As of security concern raised in previous discussion, the reason we think(BTW, correct me if I am wrong)
af_packet  is most suitable is because only user application with root permission is allowed to successfully 
split-off queue pairs and mmap a small window of PCIe I/O space to user space, so concern regarding "device 
can DMA from/to any arbitrary physical memory." is not that big. As all user space device drivers based on 
UIO mechanism has the same concern issue, VFIO adds protection but it is based on IOMMU which is
specific to Intel silicons.

> For throughput-oriented workloads, the syscall overhead
> involved in kicking the nic (on tx, or for increasing the ring
> consumer index on rx) can be amortized. And the operation
> can perhaps piggy-back on interrupts or other events
> (as long as interrupts are not disabled for full userspace
> polling). Latency would be harder to satisfy while maintaining
> some kernel policy enforcement. An extreme solution
> uses an asynchronously busy polling kernel worker thread
> (at high cycle cost, so acceptable for few workloads).
> 
> When keeping the kernel in the loop, it is possible to do
> some basic sanity checking and transparently translate between
> vaddr and paddr, even when exposing the hardware descriptors
> directly. Though at this point it may be just as cheap to expose
> an idealized virtualized descriptor format and copy fields between
> that and device descriptors.
> 
> One assumption underlying exposing the hardware descriptors
> is that they are quire similar between devices. How true is this
> in the context of formats that span multiple descriptors?
> 

Packet descriptors format varies for different vendors. On Intel NICs, 1G/10G/40G NICs have 
totally different formats. Even a same Intel 10G/40G NIC supports at least 2 different descriptor 
formats.

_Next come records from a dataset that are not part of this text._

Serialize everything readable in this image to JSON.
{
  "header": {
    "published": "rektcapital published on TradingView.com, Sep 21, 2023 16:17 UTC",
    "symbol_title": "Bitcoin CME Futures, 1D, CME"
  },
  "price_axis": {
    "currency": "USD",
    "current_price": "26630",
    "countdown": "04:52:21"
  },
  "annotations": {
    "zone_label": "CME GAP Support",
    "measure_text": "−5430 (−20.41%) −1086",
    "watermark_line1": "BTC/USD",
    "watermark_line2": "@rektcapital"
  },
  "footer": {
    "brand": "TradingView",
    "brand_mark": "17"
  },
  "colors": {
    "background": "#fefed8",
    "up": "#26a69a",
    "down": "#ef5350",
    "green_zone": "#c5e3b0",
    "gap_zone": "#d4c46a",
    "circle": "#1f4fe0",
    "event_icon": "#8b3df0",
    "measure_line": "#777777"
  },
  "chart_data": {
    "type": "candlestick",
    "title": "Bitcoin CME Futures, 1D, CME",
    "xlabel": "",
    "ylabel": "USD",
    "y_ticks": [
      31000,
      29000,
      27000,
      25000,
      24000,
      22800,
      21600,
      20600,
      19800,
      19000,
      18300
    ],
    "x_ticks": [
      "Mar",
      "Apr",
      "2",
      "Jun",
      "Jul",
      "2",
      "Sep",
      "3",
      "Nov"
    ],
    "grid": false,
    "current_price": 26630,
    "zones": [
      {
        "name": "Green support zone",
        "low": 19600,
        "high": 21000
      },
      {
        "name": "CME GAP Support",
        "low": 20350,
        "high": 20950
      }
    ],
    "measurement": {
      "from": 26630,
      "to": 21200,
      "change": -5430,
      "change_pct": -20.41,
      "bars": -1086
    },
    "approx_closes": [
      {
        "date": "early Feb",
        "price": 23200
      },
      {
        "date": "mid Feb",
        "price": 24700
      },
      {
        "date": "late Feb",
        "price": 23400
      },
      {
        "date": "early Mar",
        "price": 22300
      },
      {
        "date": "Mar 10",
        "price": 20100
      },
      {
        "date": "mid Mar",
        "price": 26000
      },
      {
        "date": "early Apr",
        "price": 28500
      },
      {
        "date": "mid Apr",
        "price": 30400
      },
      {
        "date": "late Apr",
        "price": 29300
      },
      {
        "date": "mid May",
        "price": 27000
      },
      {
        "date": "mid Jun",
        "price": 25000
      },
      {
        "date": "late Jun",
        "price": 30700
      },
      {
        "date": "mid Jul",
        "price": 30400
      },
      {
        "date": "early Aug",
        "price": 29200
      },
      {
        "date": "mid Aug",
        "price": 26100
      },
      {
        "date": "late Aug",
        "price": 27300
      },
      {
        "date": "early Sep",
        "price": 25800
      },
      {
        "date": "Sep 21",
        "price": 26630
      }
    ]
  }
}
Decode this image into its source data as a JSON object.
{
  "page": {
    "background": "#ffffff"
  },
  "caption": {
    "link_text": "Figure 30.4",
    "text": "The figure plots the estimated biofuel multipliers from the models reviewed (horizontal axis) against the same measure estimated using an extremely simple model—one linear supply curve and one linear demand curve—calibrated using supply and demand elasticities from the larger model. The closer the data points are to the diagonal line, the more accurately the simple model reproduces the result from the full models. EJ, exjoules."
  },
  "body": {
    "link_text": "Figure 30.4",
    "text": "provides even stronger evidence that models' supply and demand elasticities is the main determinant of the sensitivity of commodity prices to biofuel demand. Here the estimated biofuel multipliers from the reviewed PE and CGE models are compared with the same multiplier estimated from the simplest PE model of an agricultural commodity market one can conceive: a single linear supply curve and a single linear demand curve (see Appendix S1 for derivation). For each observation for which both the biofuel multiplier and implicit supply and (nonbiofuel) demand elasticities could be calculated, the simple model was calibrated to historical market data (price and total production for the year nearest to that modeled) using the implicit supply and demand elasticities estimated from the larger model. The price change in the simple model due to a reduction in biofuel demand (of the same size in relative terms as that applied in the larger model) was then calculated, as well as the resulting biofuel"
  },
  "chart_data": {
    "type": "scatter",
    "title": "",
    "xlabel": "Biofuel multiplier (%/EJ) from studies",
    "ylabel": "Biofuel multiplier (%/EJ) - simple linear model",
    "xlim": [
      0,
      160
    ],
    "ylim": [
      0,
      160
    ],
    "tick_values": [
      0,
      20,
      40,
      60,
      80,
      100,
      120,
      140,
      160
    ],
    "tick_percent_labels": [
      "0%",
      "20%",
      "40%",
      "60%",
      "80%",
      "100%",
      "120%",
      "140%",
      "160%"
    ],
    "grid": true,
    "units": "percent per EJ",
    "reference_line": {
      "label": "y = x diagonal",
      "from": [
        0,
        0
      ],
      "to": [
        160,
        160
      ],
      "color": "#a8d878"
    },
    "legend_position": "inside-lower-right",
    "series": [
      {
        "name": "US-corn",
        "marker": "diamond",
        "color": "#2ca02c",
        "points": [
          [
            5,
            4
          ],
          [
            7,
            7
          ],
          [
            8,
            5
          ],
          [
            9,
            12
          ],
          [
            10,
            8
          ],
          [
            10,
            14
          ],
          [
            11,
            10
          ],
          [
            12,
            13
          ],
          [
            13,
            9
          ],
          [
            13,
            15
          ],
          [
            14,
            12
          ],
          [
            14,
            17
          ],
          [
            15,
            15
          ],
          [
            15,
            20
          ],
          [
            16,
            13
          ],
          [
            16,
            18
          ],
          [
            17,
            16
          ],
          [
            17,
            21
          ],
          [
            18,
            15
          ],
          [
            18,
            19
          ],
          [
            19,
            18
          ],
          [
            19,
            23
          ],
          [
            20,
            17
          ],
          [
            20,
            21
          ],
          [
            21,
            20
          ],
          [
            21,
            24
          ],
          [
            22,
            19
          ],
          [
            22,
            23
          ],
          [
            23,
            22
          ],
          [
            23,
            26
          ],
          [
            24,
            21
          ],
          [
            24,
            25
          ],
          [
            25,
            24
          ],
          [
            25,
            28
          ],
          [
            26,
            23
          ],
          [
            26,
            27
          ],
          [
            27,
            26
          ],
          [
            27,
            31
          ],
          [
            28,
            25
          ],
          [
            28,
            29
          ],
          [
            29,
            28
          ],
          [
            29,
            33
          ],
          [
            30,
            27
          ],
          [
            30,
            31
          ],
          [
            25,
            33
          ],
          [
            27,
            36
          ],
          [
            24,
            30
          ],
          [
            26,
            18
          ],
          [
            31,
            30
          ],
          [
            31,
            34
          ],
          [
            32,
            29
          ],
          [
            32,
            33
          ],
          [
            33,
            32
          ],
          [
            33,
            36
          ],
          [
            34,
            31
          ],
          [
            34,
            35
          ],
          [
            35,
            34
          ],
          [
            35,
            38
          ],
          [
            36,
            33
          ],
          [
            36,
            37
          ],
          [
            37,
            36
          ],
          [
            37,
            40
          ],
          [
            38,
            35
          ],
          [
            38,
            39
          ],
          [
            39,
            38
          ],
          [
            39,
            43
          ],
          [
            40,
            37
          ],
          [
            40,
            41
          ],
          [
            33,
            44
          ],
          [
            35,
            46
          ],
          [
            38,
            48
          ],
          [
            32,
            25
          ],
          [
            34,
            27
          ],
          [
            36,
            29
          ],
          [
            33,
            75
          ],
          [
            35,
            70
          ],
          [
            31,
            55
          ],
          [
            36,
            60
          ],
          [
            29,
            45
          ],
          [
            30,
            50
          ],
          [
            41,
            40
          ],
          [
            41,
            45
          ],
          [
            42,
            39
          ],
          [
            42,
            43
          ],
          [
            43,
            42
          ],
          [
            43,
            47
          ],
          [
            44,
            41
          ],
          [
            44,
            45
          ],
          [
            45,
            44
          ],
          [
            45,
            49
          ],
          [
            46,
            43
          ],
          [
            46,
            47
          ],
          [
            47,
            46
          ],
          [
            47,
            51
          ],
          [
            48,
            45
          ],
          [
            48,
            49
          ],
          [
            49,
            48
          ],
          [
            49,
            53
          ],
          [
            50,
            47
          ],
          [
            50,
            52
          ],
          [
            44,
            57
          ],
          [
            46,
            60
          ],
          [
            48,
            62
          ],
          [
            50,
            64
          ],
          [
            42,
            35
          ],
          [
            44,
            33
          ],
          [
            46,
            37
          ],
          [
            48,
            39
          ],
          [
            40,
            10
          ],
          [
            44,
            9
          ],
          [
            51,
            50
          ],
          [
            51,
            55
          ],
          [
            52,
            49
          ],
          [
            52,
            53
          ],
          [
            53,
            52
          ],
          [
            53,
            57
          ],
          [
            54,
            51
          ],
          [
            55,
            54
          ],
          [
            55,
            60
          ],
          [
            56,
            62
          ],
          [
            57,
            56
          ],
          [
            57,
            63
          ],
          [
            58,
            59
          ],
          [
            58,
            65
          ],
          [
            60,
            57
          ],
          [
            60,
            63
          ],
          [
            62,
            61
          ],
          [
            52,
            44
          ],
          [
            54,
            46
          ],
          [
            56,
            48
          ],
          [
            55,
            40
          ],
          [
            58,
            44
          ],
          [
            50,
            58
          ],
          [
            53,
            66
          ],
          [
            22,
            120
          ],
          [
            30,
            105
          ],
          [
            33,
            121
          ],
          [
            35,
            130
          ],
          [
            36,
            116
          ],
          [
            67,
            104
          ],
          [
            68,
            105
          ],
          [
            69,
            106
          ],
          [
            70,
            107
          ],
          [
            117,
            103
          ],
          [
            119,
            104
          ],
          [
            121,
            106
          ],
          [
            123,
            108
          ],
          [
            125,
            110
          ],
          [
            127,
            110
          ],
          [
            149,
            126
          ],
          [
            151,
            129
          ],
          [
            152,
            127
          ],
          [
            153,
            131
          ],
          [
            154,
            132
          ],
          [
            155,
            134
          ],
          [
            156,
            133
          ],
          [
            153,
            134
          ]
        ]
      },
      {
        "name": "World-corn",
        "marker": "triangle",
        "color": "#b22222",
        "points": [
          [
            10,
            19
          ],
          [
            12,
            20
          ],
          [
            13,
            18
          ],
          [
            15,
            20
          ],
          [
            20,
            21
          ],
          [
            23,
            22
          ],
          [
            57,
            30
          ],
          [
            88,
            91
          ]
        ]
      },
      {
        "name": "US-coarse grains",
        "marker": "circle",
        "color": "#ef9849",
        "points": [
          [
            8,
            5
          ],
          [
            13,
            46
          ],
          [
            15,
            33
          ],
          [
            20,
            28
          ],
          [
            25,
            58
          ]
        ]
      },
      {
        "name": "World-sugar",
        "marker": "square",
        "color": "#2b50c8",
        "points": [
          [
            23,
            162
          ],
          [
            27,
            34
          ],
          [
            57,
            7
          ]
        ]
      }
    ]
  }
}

IMHO, the idea behind those patches intent to skip descriptor difference among devices, 
as it just maps certain I/O space pages to user space and user space "slave" NIC driver can handle 
it using different descriptor struct based on vendor/device ID. But I am open to add support of generic 
packet descriptor format description, per David M' suggestion.

> > + * int (*ndo_split_queue_pairs) (struct net_device *dev,
> > + *                              unsigned int qpairs_start_from,
> > + *                              unsigned int qpairs_num,
> > + *                              struct sock *sk)
> > + *     Called to request a set of queues from the driver to be
> > + *     handed to the callee for management. After this returns the
> > + *     driver will not use the queues.
> 
> Are these queues also taken out of ethtool management, or is
> this equivalent to taking removing them from the rss set with
> ethtool -X?

As a master driver, the NIC kernel driver still takes control of flow director as a ethtool backend. Generally, 
not all queues are initialized and used by NIC kernel driver, which reports actually used rx/tx numbers to stacks. 
Before splitting off certain queues, if you want use ethtool to direct traffics to those unused queues, 
ethtool reports invalid argument. Once certain stack-unaware queues are allocated for user space slave driver, 
ethtool allows directing packets to them as the NIC driver maintains a data struct about which queues are visible 
and used by kernel, which are used by user space.